Overall, Frieze New York expanded its global reach with over 30 countries represented, including first-time exhibitors from Brazil, Guatemala, Japan and Poland. Guatemala City gallery Proyectos Ultravioleta, winner of the Stand Prize at Frieze London 2016, brought in Akira Ikezoe, who transformed the booth with plants, paintings and sculptures assembled from housewares.
From Tokyo, Misako & Rosen showcased cartoonish paintings by Trevor Shimizu, food photography by Motoyuki Daifu and ink sketches by Ken Kagami that reimagined Snoopy and Charlie Brown. The Third Line from Dubai presented pop artist Farhad Moshiri with bright, graphic works highlighting similarities between Western and Eastern cultures.

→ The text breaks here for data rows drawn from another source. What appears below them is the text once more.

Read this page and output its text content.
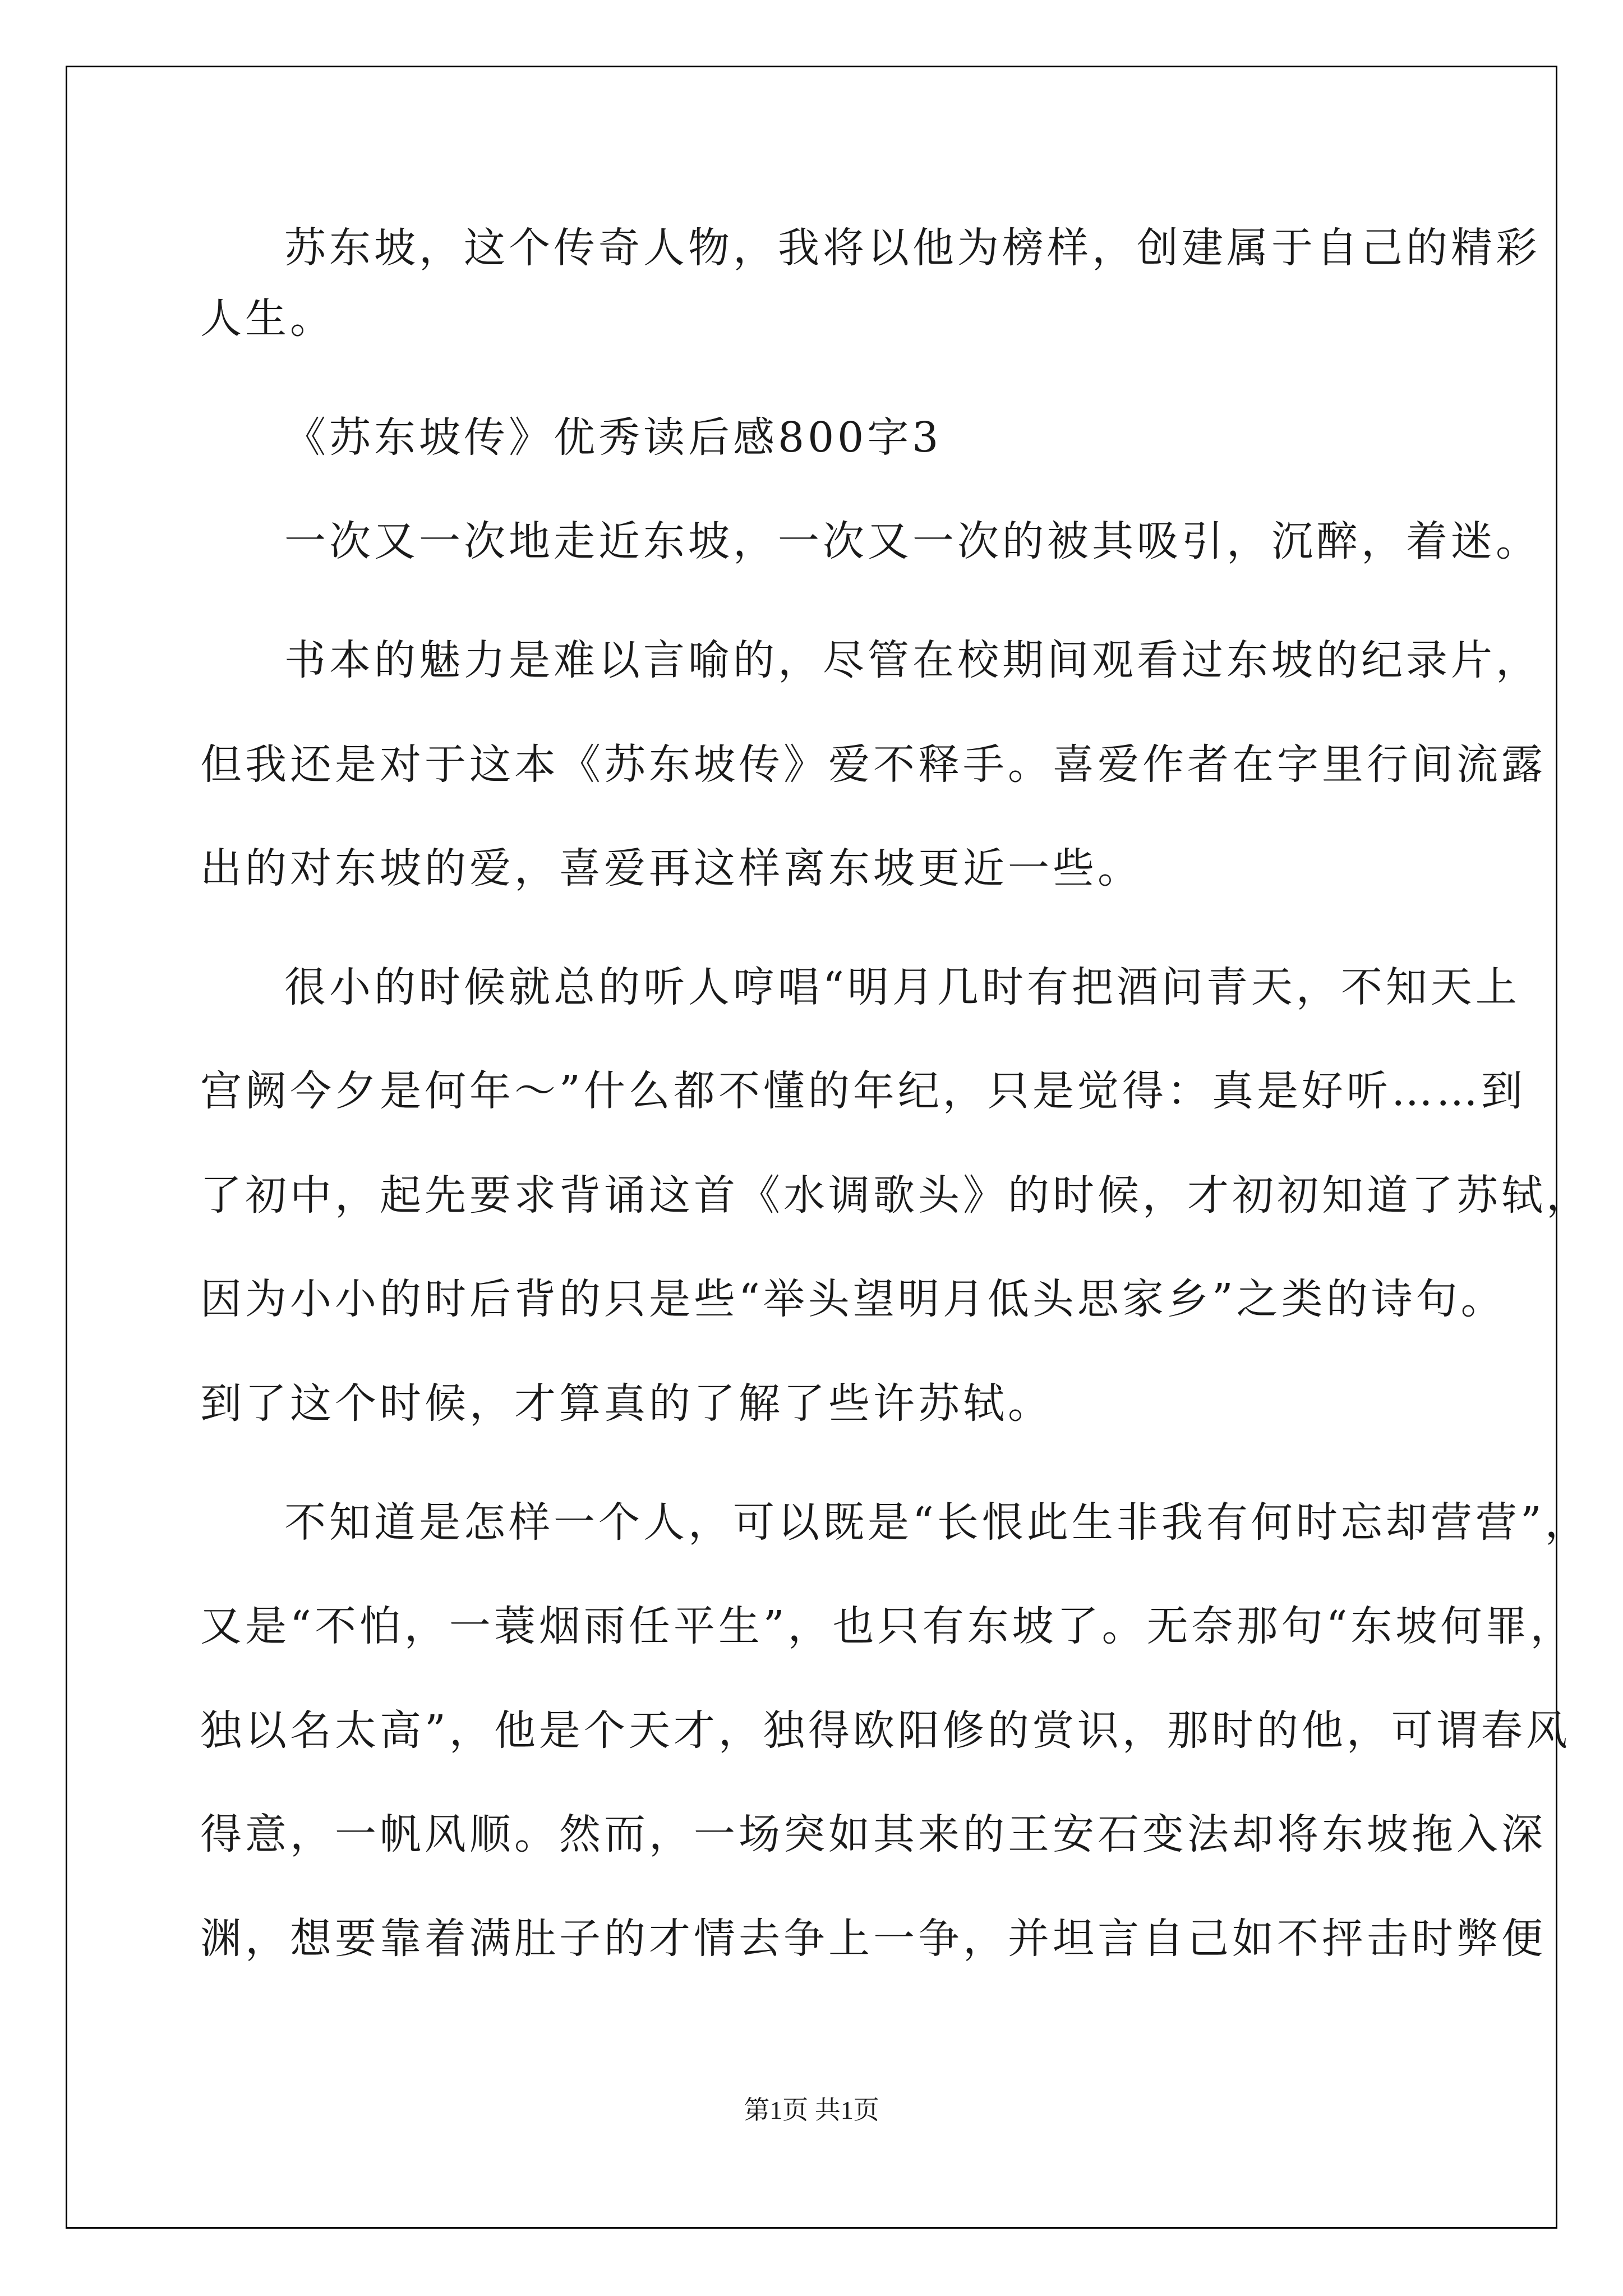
苏东坡，这个传奇人物，我将以他为榜样，创建属于自己的精彩
人生。
《苏东坡传》优秀读后感800字3
一次又一次地走近东坡，一次又一次的被其吸引，沉醉，着迷。
书本的魅力是难以言喻的，尽管在校期间观看过东坡的纪录片，
但我还是对于这本《苏东坡传》爱不释手。喜爱作者在字里行间流露
出的对东坡的爱，喜爱再这样离东坡更近一些。
很小的时候就总的听人哼唱“明月几时有把酒问青天，不知天上
宫阙今夕是何年～”什么都不懂的年纪，只是觉得：真是好听……到
了初中，起先要求背诵这首《水调歌头》的时候，才初初知道了苏轼，
因为小小的时后背的只是些“举头望明月低头思家乡”之类的诗句。
到了这个时候，才算真的了解了些许苏轼。
不知道是怎样一个人，可以既是“长恨此生非我有何时忘却营营”，
又是“不怕，一蓑烟雨任平生”，也只有东坡了。无奈那句“东坡何罪，
独以名太高”，他是个天才，独得欧阳修的赏识，那时的他，可谓春风
得意，一帆风顺。然而，一场突如其来的王安石变法却将东坡拖入深
渊，想要靠着满肚子的才情去争上一争，并坦言自己如不抨击时弊便
第1页 共1页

This year also marked the inaugural ‘Pacific Standard Time: LA/LA’ symposium, where Latin American and Latino art were discussed in advance of the autumn exhibition of the same name in 70 separate exhibitions at institutions all over Southern California including the J. Paul Getty Museum.
Curator Cecilia Alemani – who is overseeing the Italian Pavilion for the Venice Biennale – commissioned seven works for the Frieze Projects programme that focused on voyeurism, including an installation by Jon Rafman that evoked a seedy adult theatre with chairs coated in resin and paint and a video loop animation of a computer-generated erotic fantasy world.
Besides Rafman’s Dream Journal (2017) and a few others – Paperboy by Brian Bress at Josh Lilley Gallery, and Stutter by Thomson & Craighead at Carroll/Fletcher – there were notably few multimedia works. Instead, Frieze visitors were entertained by throwback performances such as 1-900 Mirror Mirror (1993–1996) by Chrysanne Stathacos, in which viewers Facetimed for a tarot card reading, and Swap (2011) by Roman Ondak at Esther Schipper where performers bartered with others for small trinkets.
Unsurprisingly, works dealing with politics, racism, and feminism were prevalent. More than one portrait of President Trump was spotted, such as in Andres Serrano’s ‘America’ series at Nathalie Obadia Gallery. Stand prize winner Simone Duval Gallery out of New York presented playful, collage-like paintings and sketches by feminist pop artist Kiki Kogelnik, an oft-overlooked contemporary of Claes Oldenburg and Roy Lichtenstein.
More overtly, The Landscape by Tala Madani at David Kordansky showed a nude man’s spread legs over an audience with an abstract, mythical gaze rather than a sexual focus. Los Angeles painter Henry Taylor at Blum & Poe presented Deanna Lawson in the Lionel Hamptons, with an enigmatic smile — perhaps at the title’s pun.
Meanwhile, Anish Kapoor debuted a new piece at Lisson Gallery, coinciding with the opening of his Descension installation at Brooklyn Bridge Park, while Yayoi Kusama presented an all-white dining scene originally created for the Fuji Art Museum in Tokyo in 1994.